Même s’ils ont un rôle modéré (héritabilité de poids limité) et non spécifique (les facteurs génétiques impliqués dans les addictions semblent peu spécifiques des substances), les facteurs génétiques ont un impact réel sur la manière dont on rencontre l’alcool, c’est-à-dire sur le risque de développer une dépendance. Les premières expériences avec l’alcool vont en effet conduire quelquefois à une abstinence totale, souvent à une consommation sporadique, parfois à une prise d’alcool régulière et contrôlée, et plus rarement à un abus ou à une dépendance. Les études de génétique moléculaire ont très vite porté sur la recherche d’expérience, d’apprentissage et de plaisir, et sur l’effet renforçant de la prise de toxiques, essentiellement en rapport avec la dopamine. La deuxième piste explorée a concerné la sérotonine, et son implication dans la capacité de différer l’action, l’impulsivité et le passage à l’acte.

Jusqu’à présent, les travaux menés chez les sujets alcoolodépendants ont surtout analysé le gène codant pour le transporteur de la sérotonine. Si l’on peut s’interroger sur le nombre non négligeable de résultats négatifs concernant l’association des polymorphismes de ce gène avec divers phénotypes directement ou indirectement liés à l’alcoolodépendance, on doit relever certains résultats significatifs suggérant une augmentation du risque chez les sujets porteurs de l’allèle S du gène codant pour le transporteur de la sérotonine. L’amplitude relativement modérée de cet effet (+ 31 %) suffit probablement à expliquer pourquoi des études négatives ont également été rapportées.

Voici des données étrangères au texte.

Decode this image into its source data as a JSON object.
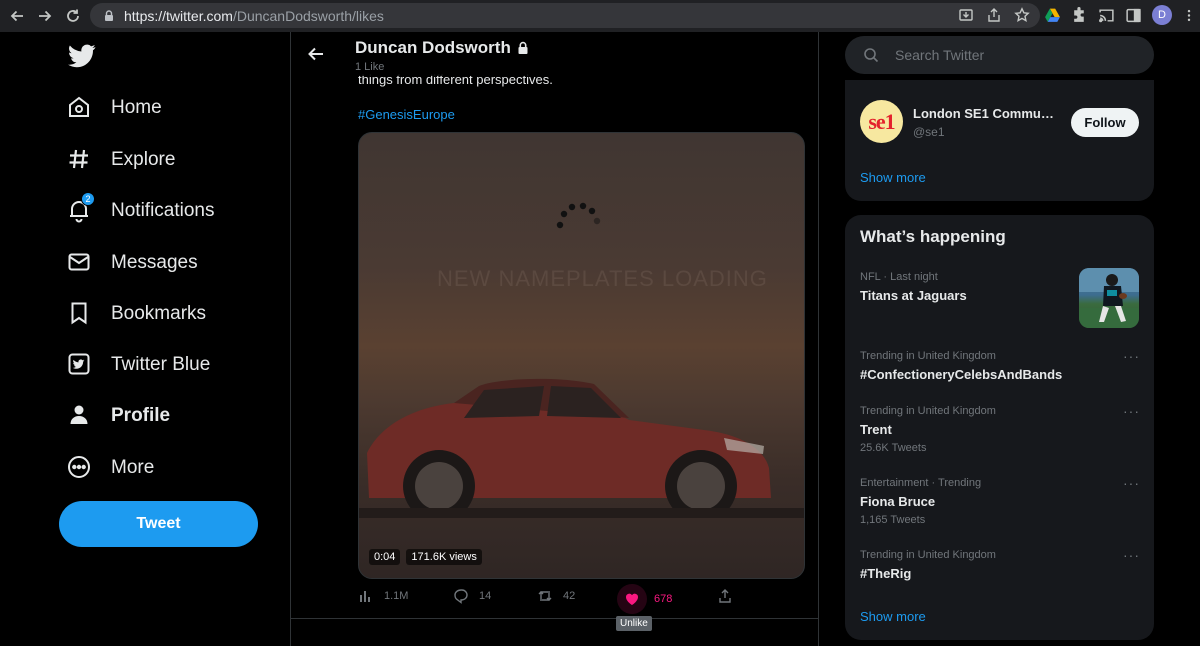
{
  "browser": {
    "url_host": "https://twitter.com",
    "url_path": "/DuncanDodsworth/likes",
    "profile_initial": "D"
  },
  "nav": {
    "items": [
      {
        "label": "Home",
        "icon": "home-icon"
      },
      {
        "label": "Explore",
        "icon": "hashtag-icon"
      },
      {
        "label": "Notifications",
        "icon": "bell-icon",
        "badge": "2"
      },
      {
        "label": "Messages",
        "icon": "envelope-icon"
      },
      {
        "label": "Bookmarks",
        "icon": "bookmark-icon"
      },
      {
        "label": "Twitter Blue",
        "icon": "twitter-blue-icon"
      },
      {
        "label": "Profile",
        "icon": "person-icon"
      },
      {
        "label": "More",
        "icon": "more-circle-icon"
      }
    ],
    "tweet_button": "Tweet"
  },
  "header": {
    "name": "Duncan Dodsworth",
    "sub": "1 Like"
  },
  "tweet": {
    "text": "things from different perspectives.",
    "hashtag": "#GenesisEurope",
    "media_watermark": "NEW NAMEPLATES LOADING",
    "video_time": "0:04",
    "video_views": "171.6K views",
    "views": "1.1M",
    "replies": "14",
    "retweets": "42",
    "likes": "678",
    "tooltip": "Unlike"
  },
  "search": {
    "placeholder": "Search Twitter"
  },
  "who_to_follow": {
    "name": "London SE1 Communi...",
    "handle": "@se1",
    "avatar_text": "se1",
    "follow_label": "Follow",
    "show_more": "Show more"
  },
  "happening": {
    "title": "What’s happening",
    "trends": [
      {
        "meta": "NFL · Last night",
        "title": "Titans at Jaguars",
        "count": ""
      },
      {
        "meta": "Trending in United Kingdom",
        "title": "#ConfectioneryCelebsAndBands",
        "count": ""
      },
      {
        "meta": "Trending in United Kingdom",
        "title": "Trent",
        "count": "25.6K Tweets"
      },
      {
        "meta": "Entertainment · Trending",
        "title": "Fiona Bruce",
        "count": "1,165 Tweets"
      },
      {
        "meta": "Trending in United Kingdom",
        "title": "#TheRig",
        "count": ""
      }
    ],
    "more_menu": "···",
    "show_more": "Show more"
  },
  "colors": {
    "accent": "#1d9bf0",
    "like": "#f91880",
    "background": "#000000",
    "card": "#16181c"
  }
}
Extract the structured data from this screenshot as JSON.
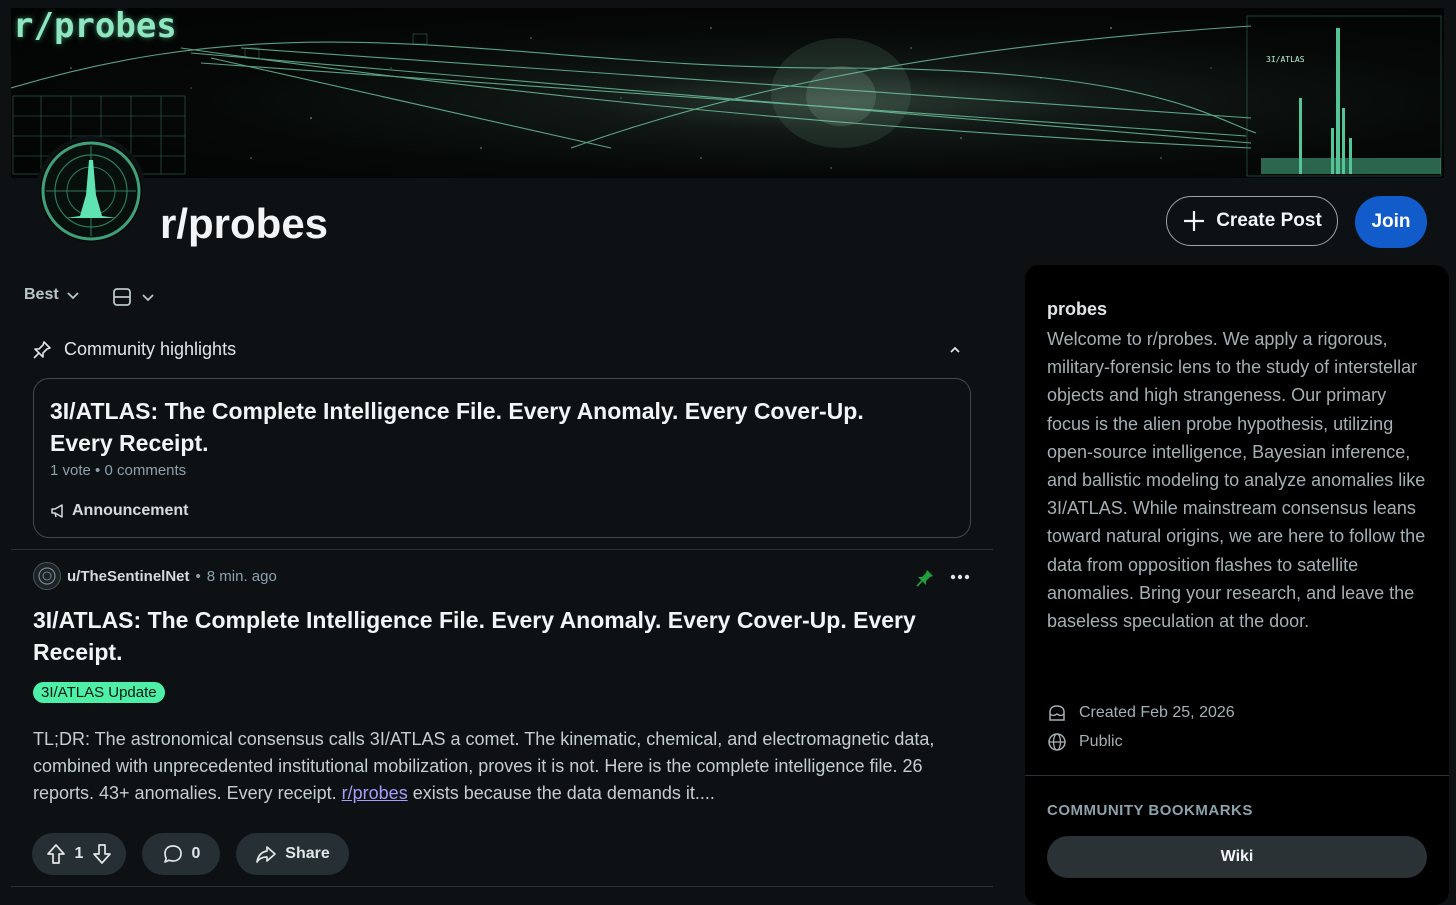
{
  "banner": {
    "title": "r/probes",
    "chart_label": "3I/ATLAS"
  },
  "header": {
    "subreddit_name": "r/probes",
    "create_post_label": "Create Post",
    "join_label": "Join"
  },
  "feed_controls": {
    "sort_label": "Best"
  },
  "highlights": {
    "heading": "Community highlights",
    "card": {
      "title": "3I/ATLAS: The Complete Intelligence File. Every Anomaly. Every Cover-Up. Every Receipt.",
      "votes": "1 vote",
      "separator": "•",
      "comments": "0 comments",
      "tag": "Announcement"
    }
  },
  "post": {
    "author": "u/TheSentinelNet",
    "separator": "•",
    "time": "8 min. ago",
    "title": "3I/ATLAS: The Complete Intelligence File. Every Anomaly. Every Cover-Up. Every Receipt.",
    "flair": "3I/ATLAS Update",
    "body_before_link": "TL;DR: The astronomical consensus calls 3I/ATLAS a comet. The kinematic, chemical, and electromagnetic data, combined with unprecedented institutional mobilization, proves it is not. Here is the complete intelligence file. 26 reports. 43+ anomalies. Every receipt. ",
    "body_link": "r/probes",
    "body_after_link": " exists because the data demands it....",
    "vote_count": "1",
    "comment_count": "0",
    "share_label": "Share"
  },
  "sidebar": {
    "name": "probes",
    "description": "Welcome to r/probes. We apply a rigorous, military-forensic lens to the study of interstellar objects and high strangeness. Our primary focus is the alien probe hypothesis, utilizing open-source intelligence, Bayesian inference, and ballistic modeling to analyze anomalies like 3I/ATLAS. While mainstream consensus leans toward natural origins, we are here to follow the data from opposition flashes to satellite anomalies. Bring your research, and leave the baseless speculation at the door.",
    "created": "Created Feb 25, 2026",
    "visibility": "Public",
    "bookmarks_title": "COMMUNITY BOOKMARKS",
    "wiki_label": "Wiki"
  },
  "colors": {
    "background": "#0e1113",
    "join_blue": "#115bca",
    "flair_green": "#4ef0a7",
    "link_purple": "#a99cf8",
    "banner_glow": "#8fe6c0"
  },
  "icons": [
    "plus-icon",
    "chevron-down-icon",
    "card-view-icon",
    "pin-icon",
    "chevron-up-icon",
    "megaphone-icon",
    "more-icon",
    "upvote-icon",
    "downvote-icon",
    "comment-icon",
    "share-icon",
    "cake-icon",
    "globe-icon"
  ]
}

Par ailleurs, le fait que l’allèle S de vulnérabilité à l’alcoolodépendance du gène codant pour le transporteur de la sérotonine soit aussi associé à la dépendance au tabac et à la cocaïne (indépendamment de l’alcool) souligne combien est important le concept d’addiction, au-delà de toute dépendance à une substance spécifique. Le poids modéré de l’héritabilité de l’alcoolodépendance, la diversité des gènes impliqués et la complexité des entités « alcoolodépendance » et « addiction » expliquent pour une grande part l’hétérogénéité des résultats publiés jusqu’à présent.

C’est cependant par l’analyse de l’impact, même modéré, de gènes impliqués dans une maladie aussi complexe que l’alcoolodépendance que la génétique peut contribuer à une meilleure compréhension des mécanismes étiopathogéniques intégrant à la fois le concept d’une vulnérabilité stable et héritée et la rencontre instable et évolutive entre un sujet et une substance addictive. On peut envisager que la connaissance de plus en plus élaborée de dimensions tempéramentales comme la recherche de sensation et l’impulsivité, et le développement de modèles animaux de plus en plus pertinents, révèleront de nouveaux gènes candidats véritablement impliqués dans l’alcoolodépendance. La recherche d’antécédents familiaux chez des sujets alcoolodépendants, évaluation indirecte des facteurs génétiques, fait partie de l’investigation systématique dans la prise en charge de malades alcoolodépendants. Un âge de début plus précoce, une tolérance initiale plus forte et des liens plus indirects avec dépression et anxiété font partie des caractéristiques de cette sous-population de sujets alcoolodépendants.